Plus combatif que jamais, Michael Moore s’attaque au libéralisme économique dans une Amérique transformée en dictature. Un doigt dans le fondement du capitalisme. Bien profond.
- J’aime bien Michael Moore, sa casquette crado, son jean XXL, sa façon candide de mettre les pieds dans le plat, comme une porcelaine dans un magasin d’éléphants.
Moi, je l’aime d’amour, car il ne se proclame absolument pas comme le pourfendeur du système et déclare benoîtement « Je veux réaliser des films que vous ayez envie de voir avec votre copine le vendredi soir. En plus, je vous raconte deux ou trois choses déconcertantes. » Pourtant, Michael le pamphlétaire commence à lasser la critique française qui a brocardé sa mauvaise foi de belle-mère et boudé son dernier film, "Sicko".
Faut dire que sa vision de la sécu française laisse songeur…

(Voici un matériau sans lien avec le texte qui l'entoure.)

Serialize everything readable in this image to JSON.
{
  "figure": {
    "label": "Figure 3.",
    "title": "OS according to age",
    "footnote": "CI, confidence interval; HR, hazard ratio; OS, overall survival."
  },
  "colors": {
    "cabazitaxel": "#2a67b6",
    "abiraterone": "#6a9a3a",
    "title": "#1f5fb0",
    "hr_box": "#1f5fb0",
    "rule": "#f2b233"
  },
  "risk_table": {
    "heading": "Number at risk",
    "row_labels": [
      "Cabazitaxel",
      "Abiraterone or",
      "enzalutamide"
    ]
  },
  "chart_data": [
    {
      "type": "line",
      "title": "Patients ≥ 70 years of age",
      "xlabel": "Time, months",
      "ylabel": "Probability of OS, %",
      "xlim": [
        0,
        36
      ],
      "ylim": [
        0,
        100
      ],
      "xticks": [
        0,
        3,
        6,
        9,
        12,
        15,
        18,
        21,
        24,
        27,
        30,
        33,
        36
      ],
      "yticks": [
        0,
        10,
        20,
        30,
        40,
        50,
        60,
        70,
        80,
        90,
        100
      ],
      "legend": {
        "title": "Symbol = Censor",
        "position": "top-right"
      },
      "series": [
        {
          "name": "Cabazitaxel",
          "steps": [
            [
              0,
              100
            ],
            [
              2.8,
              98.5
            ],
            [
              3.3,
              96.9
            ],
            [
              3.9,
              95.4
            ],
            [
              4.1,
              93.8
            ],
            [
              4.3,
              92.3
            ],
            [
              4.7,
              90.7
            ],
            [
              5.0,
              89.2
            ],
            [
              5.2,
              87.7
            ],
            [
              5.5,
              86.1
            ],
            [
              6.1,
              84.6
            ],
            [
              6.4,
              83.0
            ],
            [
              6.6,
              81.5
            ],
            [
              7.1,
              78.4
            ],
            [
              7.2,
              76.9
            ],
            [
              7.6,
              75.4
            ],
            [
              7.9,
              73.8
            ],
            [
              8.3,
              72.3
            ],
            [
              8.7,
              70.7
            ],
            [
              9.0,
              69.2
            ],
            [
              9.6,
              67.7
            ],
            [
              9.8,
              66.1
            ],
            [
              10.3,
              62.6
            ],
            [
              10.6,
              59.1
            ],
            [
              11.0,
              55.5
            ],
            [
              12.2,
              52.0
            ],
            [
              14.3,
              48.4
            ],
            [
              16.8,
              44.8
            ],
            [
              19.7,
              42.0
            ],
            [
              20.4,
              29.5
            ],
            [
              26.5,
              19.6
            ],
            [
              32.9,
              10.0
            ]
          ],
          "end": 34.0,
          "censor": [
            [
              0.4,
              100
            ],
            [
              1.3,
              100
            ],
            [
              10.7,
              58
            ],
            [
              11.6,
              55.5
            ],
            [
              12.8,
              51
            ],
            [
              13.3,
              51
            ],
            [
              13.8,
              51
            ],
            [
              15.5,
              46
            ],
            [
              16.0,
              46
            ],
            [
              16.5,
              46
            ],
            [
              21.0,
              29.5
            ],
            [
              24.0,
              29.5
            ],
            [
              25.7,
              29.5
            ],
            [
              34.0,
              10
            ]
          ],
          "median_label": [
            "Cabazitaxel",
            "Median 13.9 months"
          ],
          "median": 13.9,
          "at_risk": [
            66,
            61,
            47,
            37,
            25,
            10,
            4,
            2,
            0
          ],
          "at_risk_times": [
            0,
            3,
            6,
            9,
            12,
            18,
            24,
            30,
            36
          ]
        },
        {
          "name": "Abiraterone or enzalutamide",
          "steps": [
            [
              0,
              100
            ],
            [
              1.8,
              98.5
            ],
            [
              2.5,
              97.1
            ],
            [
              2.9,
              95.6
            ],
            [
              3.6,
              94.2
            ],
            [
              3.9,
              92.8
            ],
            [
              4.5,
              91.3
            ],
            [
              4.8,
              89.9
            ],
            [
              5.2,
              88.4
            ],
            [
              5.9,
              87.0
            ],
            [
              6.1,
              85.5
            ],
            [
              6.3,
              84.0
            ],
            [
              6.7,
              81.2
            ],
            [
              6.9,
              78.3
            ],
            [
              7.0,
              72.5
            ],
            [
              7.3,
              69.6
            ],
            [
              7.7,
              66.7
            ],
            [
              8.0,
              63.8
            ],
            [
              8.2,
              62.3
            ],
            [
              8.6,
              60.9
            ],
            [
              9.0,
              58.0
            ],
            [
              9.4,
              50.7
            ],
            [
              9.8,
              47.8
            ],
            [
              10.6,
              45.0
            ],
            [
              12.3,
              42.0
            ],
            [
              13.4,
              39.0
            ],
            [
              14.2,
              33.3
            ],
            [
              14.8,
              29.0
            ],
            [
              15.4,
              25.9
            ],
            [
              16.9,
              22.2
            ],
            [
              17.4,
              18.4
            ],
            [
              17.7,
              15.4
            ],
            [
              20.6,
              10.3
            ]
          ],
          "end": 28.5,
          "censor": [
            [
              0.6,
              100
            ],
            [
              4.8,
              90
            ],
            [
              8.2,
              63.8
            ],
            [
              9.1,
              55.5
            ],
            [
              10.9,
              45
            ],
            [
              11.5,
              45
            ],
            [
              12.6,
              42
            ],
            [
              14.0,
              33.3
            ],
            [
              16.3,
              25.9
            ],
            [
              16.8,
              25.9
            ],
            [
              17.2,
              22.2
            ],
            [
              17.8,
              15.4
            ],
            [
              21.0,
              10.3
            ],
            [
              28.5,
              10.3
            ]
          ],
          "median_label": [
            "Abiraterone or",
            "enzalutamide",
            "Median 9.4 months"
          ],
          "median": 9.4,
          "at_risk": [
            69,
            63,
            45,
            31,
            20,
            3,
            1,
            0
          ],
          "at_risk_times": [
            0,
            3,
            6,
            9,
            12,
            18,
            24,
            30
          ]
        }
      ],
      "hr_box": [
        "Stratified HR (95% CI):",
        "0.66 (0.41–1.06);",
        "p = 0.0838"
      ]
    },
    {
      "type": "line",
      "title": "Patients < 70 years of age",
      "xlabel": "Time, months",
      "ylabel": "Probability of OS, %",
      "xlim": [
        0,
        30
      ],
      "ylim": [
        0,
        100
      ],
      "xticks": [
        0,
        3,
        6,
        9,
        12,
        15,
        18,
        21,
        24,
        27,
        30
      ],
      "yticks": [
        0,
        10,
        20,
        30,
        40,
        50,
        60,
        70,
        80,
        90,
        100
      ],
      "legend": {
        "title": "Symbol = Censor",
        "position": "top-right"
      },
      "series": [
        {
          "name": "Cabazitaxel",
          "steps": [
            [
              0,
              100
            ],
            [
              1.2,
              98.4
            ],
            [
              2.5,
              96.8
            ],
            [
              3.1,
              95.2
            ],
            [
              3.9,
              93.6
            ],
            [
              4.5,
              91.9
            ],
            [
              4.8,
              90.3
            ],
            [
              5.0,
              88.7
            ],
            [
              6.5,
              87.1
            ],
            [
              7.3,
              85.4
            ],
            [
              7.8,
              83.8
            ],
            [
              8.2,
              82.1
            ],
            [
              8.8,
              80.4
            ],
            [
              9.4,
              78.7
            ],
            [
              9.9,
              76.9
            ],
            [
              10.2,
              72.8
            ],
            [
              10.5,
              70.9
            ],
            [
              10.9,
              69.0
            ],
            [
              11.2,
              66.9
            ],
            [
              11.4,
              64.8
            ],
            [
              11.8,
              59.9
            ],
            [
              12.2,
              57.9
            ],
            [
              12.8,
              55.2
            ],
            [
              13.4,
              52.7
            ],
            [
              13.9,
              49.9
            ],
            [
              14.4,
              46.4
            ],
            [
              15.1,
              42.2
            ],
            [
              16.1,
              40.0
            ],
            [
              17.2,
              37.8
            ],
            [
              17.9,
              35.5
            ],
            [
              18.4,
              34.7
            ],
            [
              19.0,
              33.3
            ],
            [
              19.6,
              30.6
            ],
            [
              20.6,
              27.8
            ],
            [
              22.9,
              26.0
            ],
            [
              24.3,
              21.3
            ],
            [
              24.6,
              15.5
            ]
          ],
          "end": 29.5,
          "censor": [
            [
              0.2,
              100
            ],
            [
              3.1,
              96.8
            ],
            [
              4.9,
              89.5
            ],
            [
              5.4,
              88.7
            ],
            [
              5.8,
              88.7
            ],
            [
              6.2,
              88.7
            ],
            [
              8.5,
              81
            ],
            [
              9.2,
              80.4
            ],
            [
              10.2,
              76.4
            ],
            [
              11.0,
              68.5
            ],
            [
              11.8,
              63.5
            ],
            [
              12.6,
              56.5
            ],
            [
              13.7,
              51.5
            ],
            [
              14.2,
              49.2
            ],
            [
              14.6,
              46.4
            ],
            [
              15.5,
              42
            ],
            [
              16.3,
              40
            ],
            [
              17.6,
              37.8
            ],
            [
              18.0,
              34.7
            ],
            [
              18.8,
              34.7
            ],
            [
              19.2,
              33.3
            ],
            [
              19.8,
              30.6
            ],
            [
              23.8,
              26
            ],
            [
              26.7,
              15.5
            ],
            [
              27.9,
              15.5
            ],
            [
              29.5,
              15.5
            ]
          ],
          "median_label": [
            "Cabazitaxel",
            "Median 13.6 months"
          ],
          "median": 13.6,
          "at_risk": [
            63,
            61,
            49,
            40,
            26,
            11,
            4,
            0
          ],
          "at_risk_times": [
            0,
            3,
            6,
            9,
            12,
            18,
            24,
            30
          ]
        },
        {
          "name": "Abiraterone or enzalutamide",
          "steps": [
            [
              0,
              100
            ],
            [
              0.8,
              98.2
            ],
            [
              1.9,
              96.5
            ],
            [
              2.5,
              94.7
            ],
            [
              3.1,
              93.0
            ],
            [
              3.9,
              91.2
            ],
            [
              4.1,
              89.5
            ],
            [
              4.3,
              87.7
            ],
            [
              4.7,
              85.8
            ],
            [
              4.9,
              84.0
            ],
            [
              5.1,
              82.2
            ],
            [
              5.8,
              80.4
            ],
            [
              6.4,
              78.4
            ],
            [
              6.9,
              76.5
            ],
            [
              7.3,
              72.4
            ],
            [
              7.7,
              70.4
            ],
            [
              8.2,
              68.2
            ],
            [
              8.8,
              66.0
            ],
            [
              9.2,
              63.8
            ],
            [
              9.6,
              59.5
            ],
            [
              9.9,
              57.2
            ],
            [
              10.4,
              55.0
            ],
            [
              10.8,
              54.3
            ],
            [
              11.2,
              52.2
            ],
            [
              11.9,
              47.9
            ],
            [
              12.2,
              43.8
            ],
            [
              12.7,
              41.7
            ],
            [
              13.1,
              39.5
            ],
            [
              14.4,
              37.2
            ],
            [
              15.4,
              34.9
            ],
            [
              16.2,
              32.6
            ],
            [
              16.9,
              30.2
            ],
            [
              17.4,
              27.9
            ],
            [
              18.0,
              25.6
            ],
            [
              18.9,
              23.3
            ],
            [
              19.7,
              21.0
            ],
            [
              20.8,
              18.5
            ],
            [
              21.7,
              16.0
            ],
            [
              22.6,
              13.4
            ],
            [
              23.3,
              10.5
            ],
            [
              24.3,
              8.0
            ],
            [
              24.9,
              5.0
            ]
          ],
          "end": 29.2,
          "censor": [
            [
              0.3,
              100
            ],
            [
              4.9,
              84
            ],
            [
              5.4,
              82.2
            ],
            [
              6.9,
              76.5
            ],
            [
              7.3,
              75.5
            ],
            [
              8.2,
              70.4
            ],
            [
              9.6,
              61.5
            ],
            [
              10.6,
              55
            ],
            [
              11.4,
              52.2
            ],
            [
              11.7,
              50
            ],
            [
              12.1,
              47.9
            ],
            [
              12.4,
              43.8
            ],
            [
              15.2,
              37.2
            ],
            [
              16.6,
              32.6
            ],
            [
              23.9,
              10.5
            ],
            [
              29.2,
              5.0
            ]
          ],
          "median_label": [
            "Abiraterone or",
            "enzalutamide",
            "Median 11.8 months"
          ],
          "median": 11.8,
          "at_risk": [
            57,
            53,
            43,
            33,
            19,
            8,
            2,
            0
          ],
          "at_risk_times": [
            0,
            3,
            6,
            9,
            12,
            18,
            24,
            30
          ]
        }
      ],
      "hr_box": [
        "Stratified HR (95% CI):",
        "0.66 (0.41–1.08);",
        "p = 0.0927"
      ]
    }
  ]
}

On l’a affublé de tous les maux. Moore manipule, simplifie, fait pleurer Margot et gagne du pognon. Quelle horreur ! Mais qui d’autre que lui gueule, bastonne, gratte là où cela fait mal. Depuis vingt ans, Moore dénonce inlassablement le capitalisme sauvage, la connerie de Bush (qui l’a traité de « gros tas de graisse ») ou le système de santé américain. Il est le caillou dans la chaussure, l’empêcheur d’enculer en rond, un homme capable de faire perdre son sang-froid aux cons et aux puissants grâce à l’arme ultime, sa caméra.
Bon, c’est quoi son nouveau pavé ?
Avec "Capitalism : A Love Story", Moore fait parler la poudre et se penche sur les dégâts causés par le libéralisme économique et la main mise des entreprises sur notre vie. Depuis Ronald Reagan, le rêve américain s’est métamorphosé en cauchemar. Le capitalisme est devenu un Moloch qui dévore ses enfants-ouvriers, un monstre qui a plongé des millions de gens dans la crise et qui s’est fait renflouer à coups de milliards de dollars par l’État pour mieux recommencer.

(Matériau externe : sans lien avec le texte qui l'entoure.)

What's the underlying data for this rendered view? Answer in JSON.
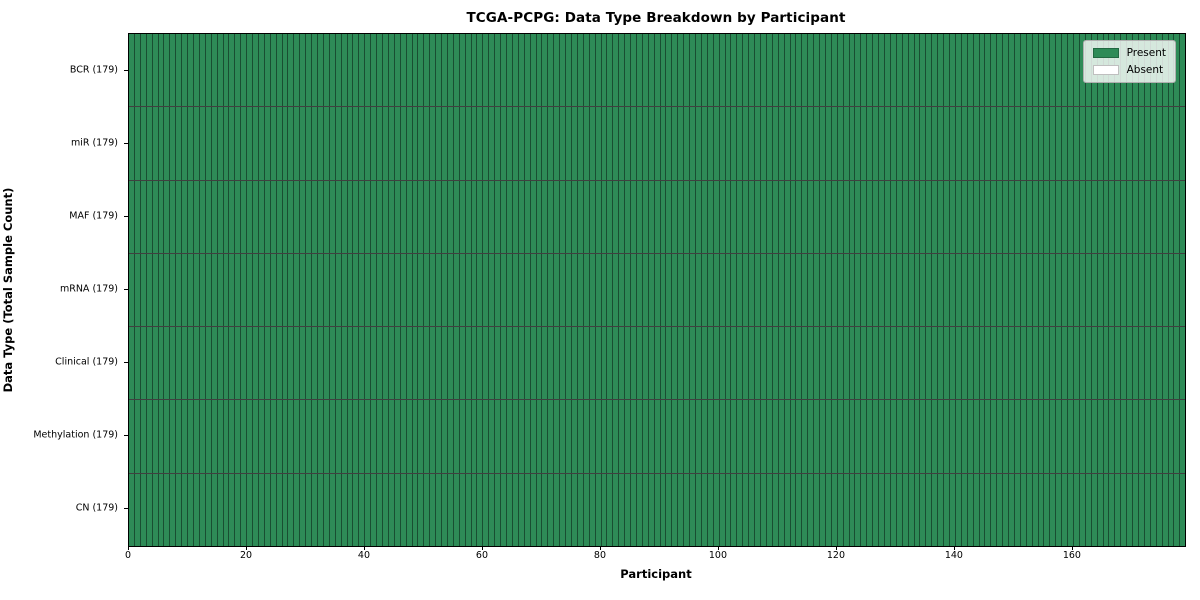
{
  "figure": {
    "background": "#ffffff"
  },
  "chart_data": {
    "type": "heatmap",
    "title": "TCGA-PCPG: Data Type Breakdown by Participant",
    "xlabel": "Participant",
    "ylabel": "Data Type (Total Sample Count)",
    "xlim": [
      0,
      179
    ],
    "x_ticks": [
      0,
      20,
      40,
      60,
      80,
      100,
      120,
      140,
      160
    ],
    "n_participants": 179,
    "grid": "per-cell vertical dividers and per-row horizontal dividers",
    "rows": [
      {
        "label": "BCR (179)",
        "data_type": "BCR",
        "total_samples": 179,
        "present_count": 179,
        "absent_count": 0
      },
      {
        "label": "miR (179)",
        "data_type": "miR",
        "total_samples": 179,
        "present_count": 179,
        "absent_count": 0
      },
      {
        "label": "MAF (179)",
        "data_type": "MAF",
        "total_samples": 179,
        "present_count": 179,
        "absent_count": 0
      },
      {
        "label": "mRNA (179)",
        "data_type": "mRNA",
        "total_samples": 179,
        "present_count": 179,
        "absent_count": 0
      },
      {
        "label": "Clinical (179)",
        "data_type": "Clinical",
        "total_samples": 179,
        "present_count": 179,
        "absent_count": 0
      },
      {
        "label": "Methylation (179)",
        "data_type": "Methylation",
        "total_samples": 179,
        "present_count": 179,
        "absent_count": 0
      },
      {
        "label": "CN (179)",
        "data_type": "CN",
        "total_samples": 179,
        "present_count": 179,
        "absent_count": 0
      }
    ],
    "legend": {
      "position": "upper right",
      "entries": [
        {
          "label": "Present",
          "color": "#2e8b57"
        },
        {
          "label": "Absent",
          "color": "#ffffff"
        }
      ]
    },
    "colors": {
      "present": "#2e8b57",
      "absent": "#ffffff",
      "cell_edge": "rgba(10,30,20,0.55)",
      "row_divider": "rgba(0,0,0,0.75)",
      "spine": "#000000"
    }
  }
}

OK, mais c’est pas très nouveau tout ça.
Comme à son habitude, Moore fait le clown. Il déboule à Wall Street en fourgon blindé, entoure les plus grosses banques d’un ruban jaune estampillé « Crime Scene », veut faire une arrestation citoyenne du patron de la banque et gueule dans son mégaphone. Plus didactique, il nous refait l’histoire de 50 ans du capitalisme américain, et balance des trucs insensés. Tu savais que certaines des plus grosses boîtes US souscrivent des assurances-vie sur le dos de leurs employés et qu’ils touchent l’argent quand ceux-ci décèdent [1] ? Tu savais que toutes les sept secondes, une maison est saisie par les banques et une famille d’Américains se retrouve à la rue ? Tu savais qu’Henry Paulson, ancien président de la banque Goldman Sachs et secrétaire américain au Trésor de George Bush, a exigé 700 milliards de dollars pour sortir les banques du marasme qui lui ont d’abord été refusés, puis concédés grâce aux… Démocrates. Un véritable « coup d’état financier ».
Moore assure donc que les États-Unis ne sont plus une démocratie ?
Exactement et il exhorte le spectateur à prendre les armes. Tu vois un seul réalisateur en France qui ferait un truc pareil ?
Pas vraiment.
"Capitalism : a Love Story" de et avec Michael Moore.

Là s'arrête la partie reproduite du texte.